VeChain has an interesting dual coin system Vet an Vethor with Vet representing right and privilege to occupy and use VeChainThor blockchain and Vethor representing underlying cost of using VeChainThor blockchain.
Dalian, a major coastal city in the Northeast of China is the home of Dalian Commodity Exchange (DCX), one of the largest in the world by volumes. Started in 1993, it now handles trades in agriculturals (soybean, corn, palm olein and eggs), industrials (PVC, coking coal and iron ore) and indices. We met with senior officials from DCX.
It is interesting to note that only 2–6% of trades are ultimately ended up in physical delivery. Around 10% of customers are producers looking to hedge commodity price risk. The exchange is working to increase this ratio but it is also aware that speculators are necessary to provide liquidity.
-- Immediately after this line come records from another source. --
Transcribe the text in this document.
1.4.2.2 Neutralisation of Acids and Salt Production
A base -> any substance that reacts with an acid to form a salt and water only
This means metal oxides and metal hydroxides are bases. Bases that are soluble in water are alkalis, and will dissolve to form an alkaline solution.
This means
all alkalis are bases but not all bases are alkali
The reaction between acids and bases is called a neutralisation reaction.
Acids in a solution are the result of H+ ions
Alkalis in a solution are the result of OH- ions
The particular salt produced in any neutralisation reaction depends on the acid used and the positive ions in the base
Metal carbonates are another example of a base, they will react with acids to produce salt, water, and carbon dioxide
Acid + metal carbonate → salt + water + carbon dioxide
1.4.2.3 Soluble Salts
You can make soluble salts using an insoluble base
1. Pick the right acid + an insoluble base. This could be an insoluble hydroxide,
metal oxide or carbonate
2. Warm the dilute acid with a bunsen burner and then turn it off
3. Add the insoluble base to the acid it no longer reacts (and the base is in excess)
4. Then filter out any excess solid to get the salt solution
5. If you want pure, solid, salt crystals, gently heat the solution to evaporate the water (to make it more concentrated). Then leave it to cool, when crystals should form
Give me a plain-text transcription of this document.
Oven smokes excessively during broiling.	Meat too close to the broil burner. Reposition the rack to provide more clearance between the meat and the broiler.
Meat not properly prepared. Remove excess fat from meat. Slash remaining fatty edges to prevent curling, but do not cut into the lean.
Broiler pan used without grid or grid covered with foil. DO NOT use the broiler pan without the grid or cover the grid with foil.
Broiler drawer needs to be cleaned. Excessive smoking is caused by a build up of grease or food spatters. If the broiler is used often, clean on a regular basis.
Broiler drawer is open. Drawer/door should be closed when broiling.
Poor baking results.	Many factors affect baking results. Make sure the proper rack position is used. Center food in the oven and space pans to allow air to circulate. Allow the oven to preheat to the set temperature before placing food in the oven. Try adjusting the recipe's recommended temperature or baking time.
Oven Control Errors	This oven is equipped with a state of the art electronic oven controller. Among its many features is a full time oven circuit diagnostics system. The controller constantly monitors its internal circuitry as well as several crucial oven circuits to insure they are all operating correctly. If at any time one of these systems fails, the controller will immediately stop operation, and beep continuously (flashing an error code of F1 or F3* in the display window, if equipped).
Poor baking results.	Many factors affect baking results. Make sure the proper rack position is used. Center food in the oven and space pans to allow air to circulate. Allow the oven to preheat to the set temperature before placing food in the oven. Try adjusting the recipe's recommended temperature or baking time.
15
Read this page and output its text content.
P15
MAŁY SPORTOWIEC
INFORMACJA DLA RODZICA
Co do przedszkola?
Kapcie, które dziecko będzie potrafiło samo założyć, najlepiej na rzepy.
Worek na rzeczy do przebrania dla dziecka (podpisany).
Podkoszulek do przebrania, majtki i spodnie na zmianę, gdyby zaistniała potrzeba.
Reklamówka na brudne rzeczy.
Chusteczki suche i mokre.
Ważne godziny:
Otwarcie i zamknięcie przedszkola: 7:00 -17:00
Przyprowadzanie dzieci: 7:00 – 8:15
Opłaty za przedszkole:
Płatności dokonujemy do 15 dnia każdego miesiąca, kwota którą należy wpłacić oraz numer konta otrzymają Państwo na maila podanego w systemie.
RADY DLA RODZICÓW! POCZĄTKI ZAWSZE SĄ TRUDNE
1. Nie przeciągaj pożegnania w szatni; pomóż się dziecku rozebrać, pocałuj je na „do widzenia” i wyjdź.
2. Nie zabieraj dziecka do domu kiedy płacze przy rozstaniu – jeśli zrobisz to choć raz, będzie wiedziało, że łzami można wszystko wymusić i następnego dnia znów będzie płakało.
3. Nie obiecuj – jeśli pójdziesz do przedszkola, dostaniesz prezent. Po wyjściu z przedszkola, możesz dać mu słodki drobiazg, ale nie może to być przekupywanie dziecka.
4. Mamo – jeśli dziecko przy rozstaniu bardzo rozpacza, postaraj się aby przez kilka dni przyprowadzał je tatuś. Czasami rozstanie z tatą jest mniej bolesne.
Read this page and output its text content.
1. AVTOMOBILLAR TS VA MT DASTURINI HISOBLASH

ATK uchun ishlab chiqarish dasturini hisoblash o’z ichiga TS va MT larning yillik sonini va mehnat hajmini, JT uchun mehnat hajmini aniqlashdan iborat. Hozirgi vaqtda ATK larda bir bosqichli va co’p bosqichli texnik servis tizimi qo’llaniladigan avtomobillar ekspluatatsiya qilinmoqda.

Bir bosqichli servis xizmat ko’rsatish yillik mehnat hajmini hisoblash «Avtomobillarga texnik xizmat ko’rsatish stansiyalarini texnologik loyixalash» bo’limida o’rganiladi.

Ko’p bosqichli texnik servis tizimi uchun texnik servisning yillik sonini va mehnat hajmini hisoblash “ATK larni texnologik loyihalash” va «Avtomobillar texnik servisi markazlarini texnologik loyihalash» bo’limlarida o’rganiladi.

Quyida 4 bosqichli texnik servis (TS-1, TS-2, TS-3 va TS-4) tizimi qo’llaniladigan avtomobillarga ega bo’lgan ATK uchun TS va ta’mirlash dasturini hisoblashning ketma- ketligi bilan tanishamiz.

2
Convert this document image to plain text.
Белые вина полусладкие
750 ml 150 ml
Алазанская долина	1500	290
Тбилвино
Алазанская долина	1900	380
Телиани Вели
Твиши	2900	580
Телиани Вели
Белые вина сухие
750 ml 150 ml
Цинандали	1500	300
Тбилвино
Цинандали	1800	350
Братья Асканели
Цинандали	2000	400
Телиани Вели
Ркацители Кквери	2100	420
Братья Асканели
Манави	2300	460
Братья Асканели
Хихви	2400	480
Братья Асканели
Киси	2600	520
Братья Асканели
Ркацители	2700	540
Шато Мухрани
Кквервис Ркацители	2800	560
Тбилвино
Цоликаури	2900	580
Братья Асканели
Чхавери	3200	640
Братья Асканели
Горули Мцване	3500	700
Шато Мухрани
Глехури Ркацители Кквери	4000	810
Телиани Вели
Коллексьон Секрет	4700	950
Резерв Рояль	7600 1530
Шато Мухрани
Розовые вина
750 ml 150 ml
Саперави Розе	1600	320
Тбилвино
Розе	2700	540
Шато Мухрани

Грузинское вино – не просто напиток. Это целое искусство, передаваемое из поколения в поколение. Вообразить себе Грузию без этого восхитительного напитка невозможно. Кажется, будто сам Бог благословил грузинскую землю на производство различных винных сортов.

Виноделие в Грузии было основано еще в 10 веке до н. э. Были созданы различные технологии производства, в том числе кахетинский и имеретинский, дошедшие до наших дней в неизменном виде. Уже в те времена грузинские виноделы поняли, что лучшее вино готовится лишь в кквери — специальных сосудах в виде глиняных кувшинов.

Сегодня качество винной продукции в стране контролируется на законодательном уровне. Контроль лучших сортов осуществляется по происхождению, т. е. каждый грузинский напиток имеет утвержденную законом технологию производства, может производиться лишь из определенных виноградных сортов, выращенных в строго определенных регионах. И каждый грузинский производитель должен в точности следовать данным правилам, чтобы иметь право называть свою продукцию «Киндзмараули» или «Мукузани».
Physical delivery can be done either by handling over the physical commodity or electronic warehouse receipts. The exchange is experimenting using warehouse receipts as collateral for loans and linking them up with crop insurance for farmers.
Customers do not directly trade on the exchange but through brokers. Daily settlement is done where net loss or profit is settled.
DCX is also opening up to foreign investors. They are interested in blockchain technology as a potential way to bring foreign investors to the exchange.
Seoul, South Korea
If Vietnam is the most exciting blockchain market in Southeast Asia then Korea is certainly among the most exciting markets is East Asia. If in Vietnam, young people are the main group interested in cryptocurrencies and blockchain technology then in Korea there is quite a broad section of interests. Our meet-up in Seoul certainly attracted a lot of private investors who looked as those they regularly invest in the stock market and see cryptos as a way to diversify their portfolios.
Our presentation was well received. Whilst South Korea is hardly an emerging market, it depends on many developing countries for the supply of raw materials that go into cars, electronics, clothing and of course K-Pop. For would-be investors into Binkabi token (BKB), it is a way to gain exposure to exciting commodity opportunities from developing countries.
As part of the trip, we also met with a number of institutional investors. The crypto investing ecosystem in South Korea is very well developed.